Para a Casa Civil, o que importa é a contabilidade dos votos no Congresso e o PSC oferece os seus em troca do cargo, enquanto o PSDB prefere outros. Não importa que os indicados desconheçam a política do setor, nada tenham a propor, produzam reação negativa na opinião pública e nem se entendam com os seus superiores. É o fisiologismo exacerbado deturpando a administração pública.

Há algumas semanas, a Casa Civil determinou à Secretaria Especial de Atenção à Saúde Indígena (Sesai) do Ministério da Saúde, que está, como a própria Casa Civil, sob o controle fisiológico do PMDB, que disponibilizasse recursos do seu orçamento para bancar o deslocamento de representantes indígenas de várias regiões para Brasília para pressionar o Ministério da Justiça pela aceitação da indicação do general do PSC à presidência da Funai.
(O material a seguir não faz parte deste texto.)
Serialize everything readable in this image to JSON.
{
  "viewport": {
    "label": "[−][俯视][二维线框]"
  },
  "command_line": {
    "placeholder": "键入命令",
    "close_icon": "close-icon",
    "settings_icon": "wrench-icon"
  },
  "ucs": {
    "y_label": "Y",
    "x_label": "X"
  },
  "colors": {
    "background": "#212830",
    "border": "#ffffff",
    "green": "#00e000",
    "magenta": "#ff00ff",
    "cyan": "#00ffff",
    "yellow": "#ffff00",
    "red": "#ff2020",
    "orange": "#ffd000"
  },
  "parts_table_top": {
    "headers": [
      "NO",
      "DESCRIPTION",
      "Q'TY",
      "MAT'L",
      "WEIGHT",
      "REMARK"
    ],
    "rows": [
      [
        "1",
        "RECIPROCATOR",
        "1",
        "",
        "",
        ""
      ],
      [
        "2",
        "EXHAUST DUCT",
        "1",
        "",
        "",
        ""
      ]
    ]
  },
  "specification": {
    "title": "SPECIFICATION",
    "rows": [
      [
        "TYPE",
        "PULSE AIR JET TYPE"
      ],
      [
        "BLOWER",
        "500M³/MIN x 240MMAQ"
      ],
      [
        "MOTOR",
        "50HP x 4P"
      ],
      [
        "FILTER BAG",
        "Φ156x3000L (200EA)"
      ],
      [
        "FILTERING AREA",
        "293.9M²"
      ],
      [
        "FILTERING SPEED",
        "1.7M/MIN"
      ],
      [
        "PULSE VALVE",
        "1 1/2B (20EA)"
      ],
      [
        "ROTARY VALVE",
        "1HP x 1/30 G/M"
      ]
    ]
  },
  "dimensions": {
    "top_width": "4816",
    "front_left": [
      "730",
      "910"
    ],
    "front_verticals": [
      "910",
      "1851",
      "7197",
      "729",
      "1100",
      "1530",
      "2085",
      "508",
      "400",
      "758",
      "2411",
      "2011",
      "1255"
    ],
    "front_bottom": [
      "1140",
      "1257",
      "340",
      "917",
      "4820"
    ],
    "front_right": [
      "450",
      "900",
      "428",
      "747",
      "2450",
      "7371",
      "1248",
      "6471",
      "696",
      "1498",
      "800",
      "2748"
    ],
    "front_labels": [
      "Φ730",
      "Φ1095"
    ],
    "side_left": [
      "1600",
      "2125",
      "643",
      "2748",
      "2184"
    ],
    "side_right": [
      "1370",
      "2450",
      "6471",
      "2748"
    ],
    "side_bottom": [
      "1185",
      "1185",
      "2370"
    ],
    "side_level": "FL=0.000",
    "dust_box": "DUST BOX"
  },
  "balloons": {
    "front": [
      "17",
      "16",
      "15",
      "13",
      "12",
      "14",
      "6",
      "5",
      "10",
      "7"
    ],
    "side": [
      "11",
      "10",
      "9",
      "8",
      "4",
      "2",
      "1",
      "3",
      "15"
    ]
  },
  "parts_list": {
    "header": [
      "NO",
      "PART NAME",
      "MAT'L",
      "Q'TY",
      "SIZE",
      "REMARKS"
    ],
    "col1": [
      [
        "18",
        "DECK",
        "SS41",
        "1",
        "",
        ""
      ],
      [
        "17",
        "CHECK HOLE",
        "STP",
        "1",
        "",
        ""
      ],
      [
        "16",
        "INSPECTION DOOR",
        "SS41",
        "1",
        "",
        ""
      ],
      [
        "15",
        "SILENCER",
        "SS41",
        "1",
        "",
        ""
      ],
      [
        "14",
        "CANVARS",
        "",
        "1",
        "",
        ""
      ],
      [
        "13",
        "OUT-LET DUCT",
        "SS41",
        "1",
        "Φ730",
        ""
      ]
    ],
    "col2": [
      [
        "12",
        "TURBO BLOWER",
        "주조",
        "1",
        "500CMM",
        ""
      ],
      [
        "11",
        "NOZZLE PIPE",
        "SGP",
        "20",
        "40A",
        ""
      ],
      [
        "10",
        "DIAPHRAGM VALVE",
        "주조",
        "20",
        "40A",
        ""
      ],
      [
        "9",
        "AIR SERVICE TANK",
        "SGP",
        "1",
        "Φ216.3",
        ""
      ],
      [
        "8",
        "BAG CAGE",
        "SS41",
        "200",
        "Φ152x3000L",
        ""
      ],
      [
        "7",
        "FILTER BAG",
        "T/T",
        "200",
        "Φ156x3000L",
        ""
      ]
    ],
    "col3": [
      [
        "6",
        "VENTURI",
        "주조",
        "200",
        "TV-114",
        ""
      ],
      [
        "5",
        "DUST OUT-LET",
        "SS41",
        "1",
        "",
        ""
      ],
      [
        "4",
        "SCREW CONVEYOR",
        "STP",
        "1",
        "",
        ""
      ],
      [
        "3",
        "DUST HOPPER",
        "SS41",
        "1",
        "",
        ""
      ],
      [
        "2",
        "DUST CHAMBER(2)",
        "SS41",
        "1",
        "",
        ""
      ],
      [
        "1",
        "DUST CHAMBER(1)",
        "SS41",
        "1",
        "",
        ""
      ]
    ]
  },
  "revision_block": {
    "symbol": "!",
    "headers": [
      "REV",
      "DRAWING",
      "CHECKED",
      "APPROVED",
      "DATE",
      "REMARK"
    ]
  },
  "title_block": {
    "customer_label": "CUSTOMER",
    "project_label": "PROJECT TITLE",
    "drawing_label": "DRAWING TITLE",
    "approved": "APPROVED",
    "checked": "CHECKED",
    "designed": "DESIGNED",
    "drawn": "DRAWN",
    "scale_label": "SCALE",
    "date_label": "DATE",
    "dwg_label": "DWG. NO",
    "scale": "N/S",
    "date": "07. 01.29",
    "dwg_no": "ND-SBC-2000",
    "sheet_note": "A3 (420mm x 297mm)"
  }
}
Houve reuniões na Sesai, na Câmara dos Deputados e no Ministério da Justiça, com a presença do general indicado e de deputados do PSC, mas o ministro pressionado permaneceu resistente.

O episódio acumula vários sinais negativos sobre o governo Michel Temer. Mostra que o presidente não controla ou acata a atuação arrivista do mais central dos seus ministérios; desconhece ou concorda com o uso de recursos destinados à Saúde para o financiamento do lobby de pressão de um ministério contra outro; e não impede a subversão fisiológica das políticas de Estado para segmentos sensíveis. Antes, o governo projeta uma péssima imagem do seu governo dentro e fora do país.